I am in the very beginnings of love and how much this has cheered me up. Now I know what I am feeling is love. I’ve forgotten how much fun new love is and how good it feels. In fact, I decided to get Denisse a little gift because I know she is in a really difficult living situation and I wanted to cheer her up a little bit. I remembered she told me that she wanted a hoodie from a clothing line that is small and fairly obscure. Curious about it, I googled Beautiful Disaster and went to see what they have. The hardest part of the whole thing was getting her desired size, look, and address to ship it to.
Fortunately, getting that information wasn’t too hard because I could turn it into a kind of chat. Also, I am headed up to visit her next month so getting her address was not quite as hard as I thought it would be. I just really wanted to do this for her so I bought the hoodie with the wolf graphic on it and then forwarded her the email so she knew it would be coming. I like doing little things like this for the people that I care for. Lots of little things equal something big.
My mind is swirling with excitement to meet Denisse. I cannot help but think I might very well have found a potential soulmate which would be awesome.
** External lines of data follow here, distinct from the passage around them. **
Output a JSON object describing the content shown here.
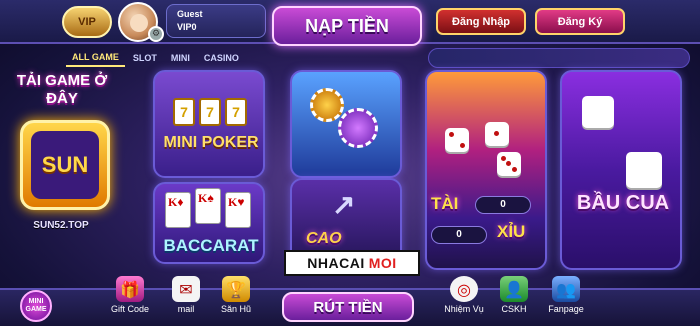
{
  "header": {
    "vip_badge": "VIP",
    "username": "Guest",
    "user_level": "VIP0",
    "deposit_label": "NẠP TIỀN",
    "login_label": "Đăng Nhập",
    "register_label": "Đăng Ký"
  },
  "tabs": [
    {
      "label": "ALL GAME",
      "active": true
    },
    {
      "label": "SLOT"
    },
    {
      "label": "MINI"
    },
    {
      "label": "CASINO"
    }
  ],
  "promo": {
    "title": "TẢI GAME Ở ĐÂY",
    "logo_text": "SUN",
    "domain": "SUN52.TOP"
  },
  "games": {
    "mini_poker": "MINI POKER",
    "baccarat": "BACCARAT",
    "cao_thap": "CAO",
    "tai": "TÀI",
    "xiu": "XỈU",
    "tai_score": "0",
    "xiu_score": "0",
    "bau_cua": "BẦU CUA"
  },
  "watermark": {
    "part1": "NHACAI",
    "part2": "MOI"
  },
  "footer": {
    "mini_game": "MINI GAME",
    "gift_code": "Gift Code",
    "mail": "mail",
    "san_hu": "Săn Hũ",
    "withdraw": "RÚT TIỀN",
    "nhiem_vu": "Nhiệm Vụ",
    "cskh": "CSKH",
    "fanpage": "Fanpage"
  },
  "colors": {
    "accent": "#c94bd6",
    "gold": "#ffd64a"
  }
}
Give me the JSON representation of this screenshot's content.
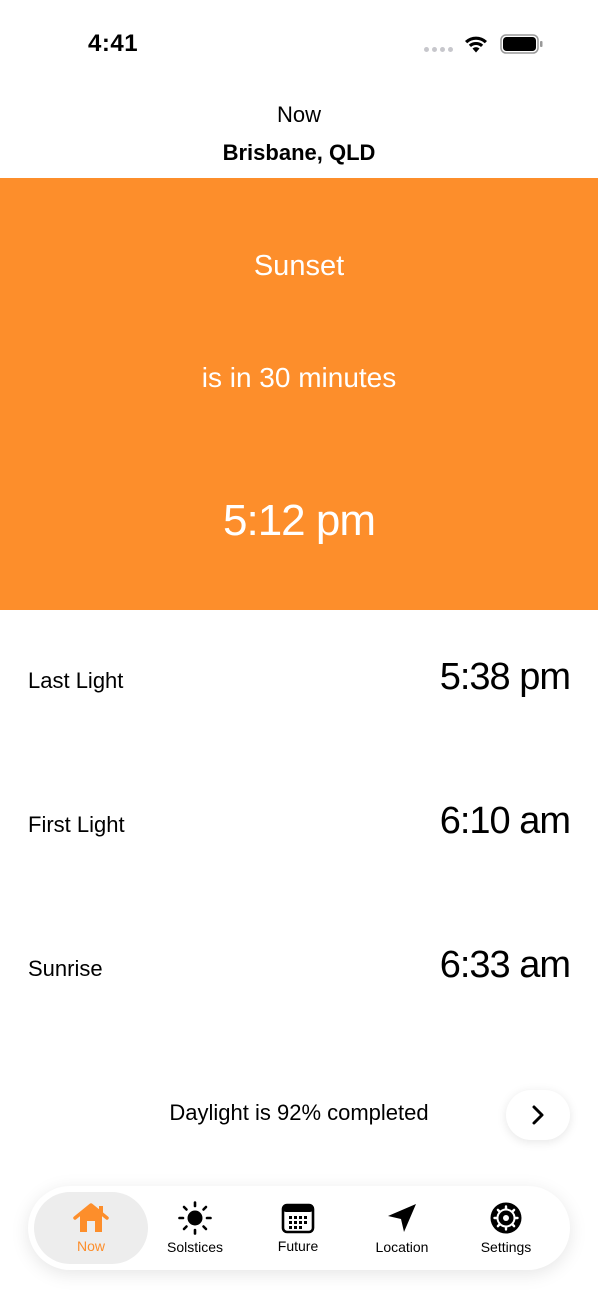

Gosh but she has such a beautiful mind. She’s far to the left politically as am I and very compassionate and empathetic. There’s no way somebody with that personality can be ugly. It just doesn’t happen.
I’ve already been having trouble focusing on things that I want to get done and this certainly isn’t making it easier but I am laughing about it because it is a healthy distraction. That much said, I need to buckle down and get back to studying Red Hat for my certification. I want to get back on my feet again, both career wise and financially. I have a solid motivation to do so because of the future I see with Denisse.